Joseph Stalin was liquidated last week by the common fate of all men. The event was so big that only the simplest words could form his epitaph: he was the most powerful man of his time—the most feared and hated. He might have boasted in the words of the Roman song honoring Emperor Aurelian:
A thousand, thousand, thousand men I alone, a single man, have killed.
More chilling than the size of the prison empire he built, more terrible than the millions he sent to death or servitude, was the inexorable way he spread—with armies, intrigues and ideologies—a secular religion of evil that threatened every country and every people, every truth and every faith. His regime created slaves; more importantly, at home & abroad his ideology created willing servants.
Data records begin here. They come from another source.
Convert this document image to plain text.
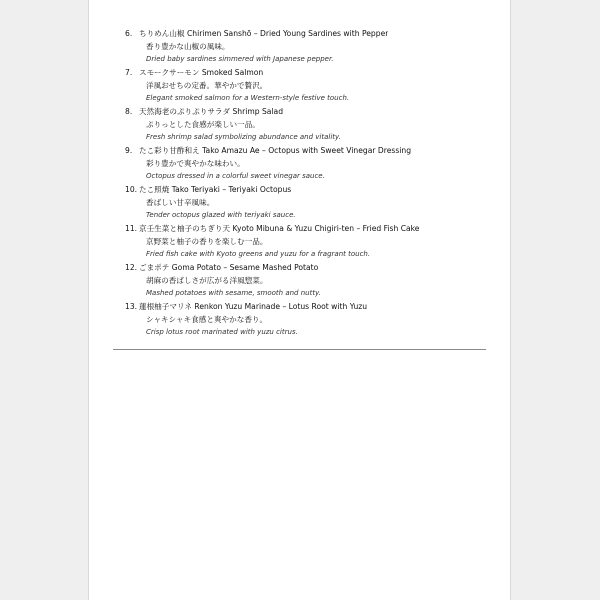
6. ちりめん山椒 Chirimen Sanshō – Dried Young Sardines with Pepper
香り豊かな山椒の風味。
Dried baby sardines simmered with Japanese pepper.
7. スモークサーモン Smoked Salmon
洋風おせちの定番。華やかで贅沢。
Elegant smoked salmon for a Western-style festive touch.
8. 天然海老のぷりぷりサラダ Shrimp Salad
ぷりっとした食感が楽しい一品。
Fresh shrimp salad symbolizing abundance and vitality.
9. たこ彩り甘酢和え Tako Amazu Ae – Octopus with Sweet Vinegar Dressing
彩り豊かで爽やかな味わい。
Octopus dressed in a colorful sweet vinegar sauce.
10. たこ照焼 Tako Teriyaki – Teriyaki Octopus
香ばしい甘辛風味。
Tender octopus glazed with teriyaki sauce.
11. 京壬生菜と柚子のちぎり天 Kyoto Mibuna & Yuzu Chigiri-ten – Fried Fish Cake
京野菜と柚子の香りを楽しむ一品。
Fried fish cake with Kyoto greens and yuzu for a fragrant touch.
12. ごまポテ Goma Potato – Sesame Mashed Potato
胡麻の香ばしさが広がる洋風惣菜。
Mashed potatoes with sesame, smooth and nutty.
13. 蓮根柚子マリネ Renkon Yuzu Marinade – Lotus Root with Yuzu
シャキシャキ食感と爽やかな香り。
Crisp lotus root marinated with yuzu citrus.
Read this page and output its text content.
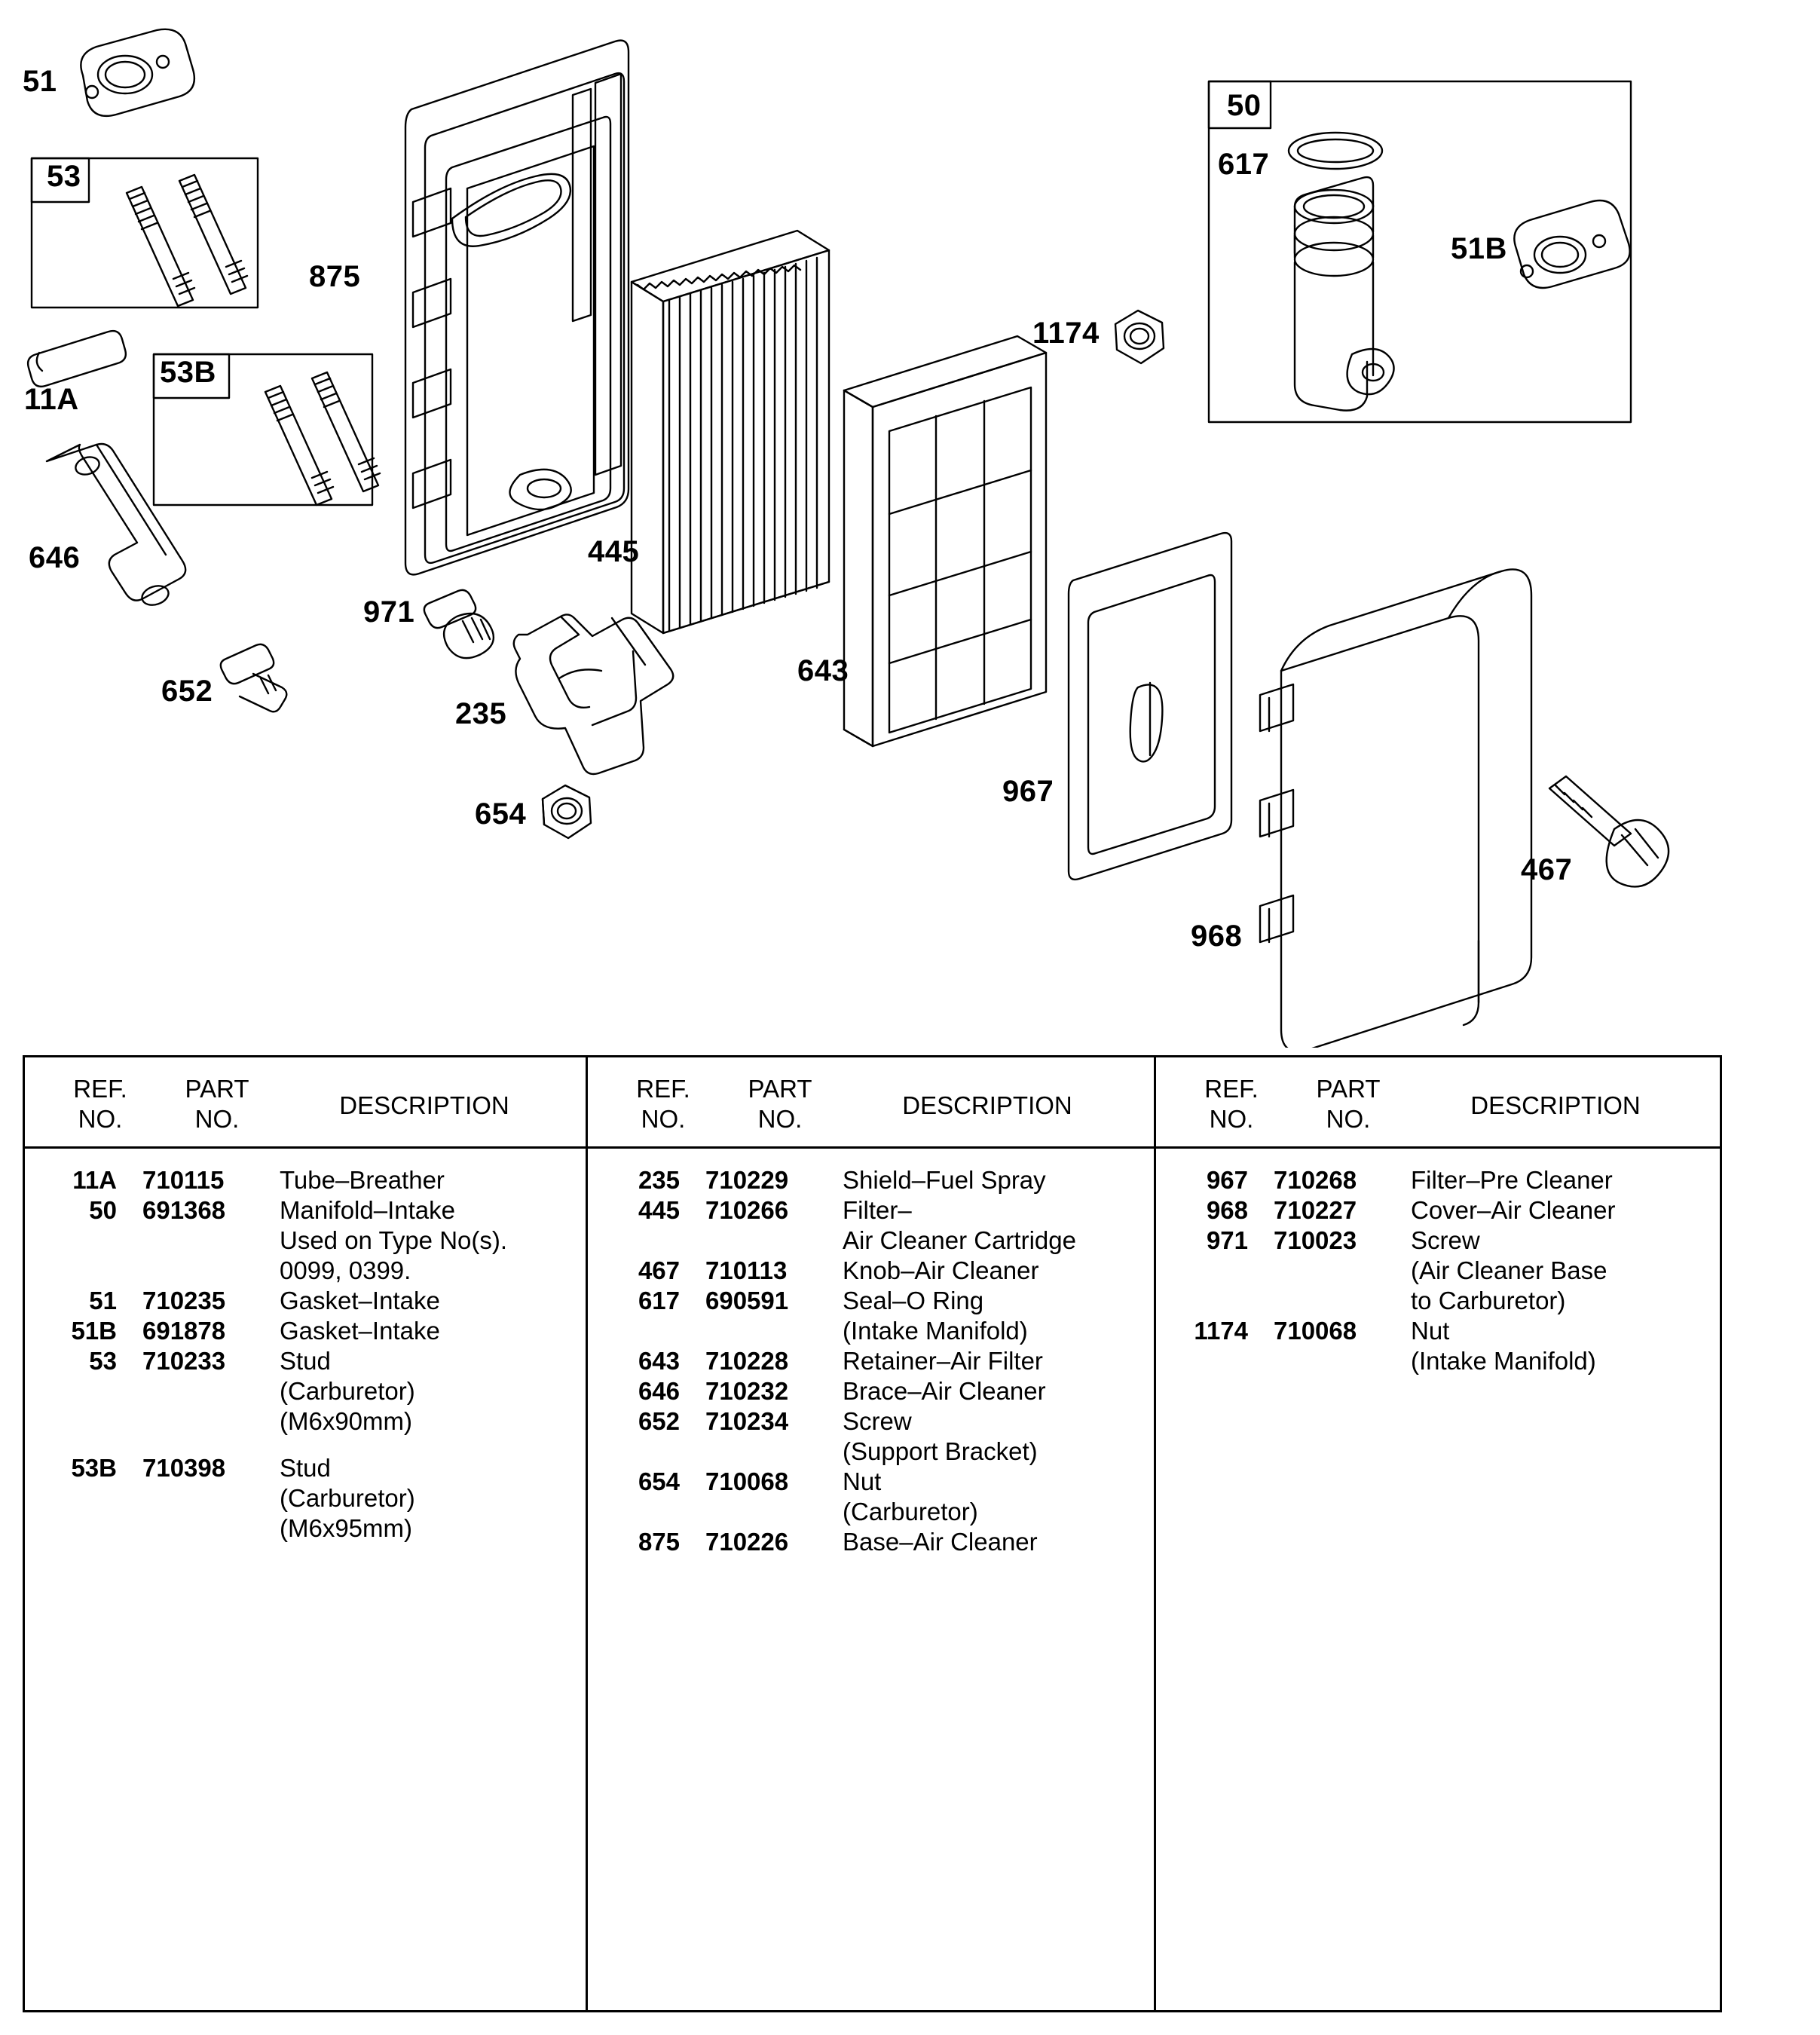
51
53
875
11A
53B
646
971
652
235
654
445
643
1174
967
968
467
50
617
51B
REF.
NO.
PART
NO.	DESCRIPTION
11A	710115	Tube–Breather
50	691368	Manifold–Intake
Used on Type No(s).
0099, 0399.
51	710235	Gasket–Intake
51B	691878	Gasket–Intake
53	710233	Stud
(Carburetor)
(M6x90mm)
53B	710398	Stud
(Carburetor)
(M6x95mm)
REF.
NO.
PART
NO.	DESCRIPTION
235	710229	Shield–Fuel Spray
445	710266	Filter–
Air Cleaner Cartridge
467	710113	Knob–Air Cleaner
617	690591	Seal–O Ring
(Intake Manifold)
643	710228	Retainer–Air Filter
646	710232	Brace–Air Cleaner
652	710234	Screw
(Support Bracket)
654	710068	Nut
(Carburetor)
875	710226	Base–Air Cleaner
REF.
NO.
PART
NO.	DESCRIPTION
967	710268	Filter–Pre Cleaner
968	710227	Cover–Air Cleaner
971	710023	Screw
(Air Cleaner Base
to Carburetor)
1174	710068	Nut
(Intake Manifold)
The day after Stalin’s death was proclaimed, the world learned the name of his successor: Georgy Malenkov, gross and flaccid in appearance but in fact a chip off the same granite block. For the moment, there was no sign of quarreling among the pallbearers. While the new regime dug in, the rest of the world might get a breathing spell, But the death of Stalin itself did not change any fact of geography, economics or ambition; it did not destroy a single Soviet regiment nor ground a single MIG, nor stop a single spy.
Perhaps the most elusive element in Moscow’s great transfer of power is the incalculable human factor, which Marxism tries hard to deny. There is no doubt that the Communist cause had lost its ablest leader and was, thereby, that much weakened. But more than any single political force in history, Communism seems to have found a way to make sure that the evil that men do will live after them.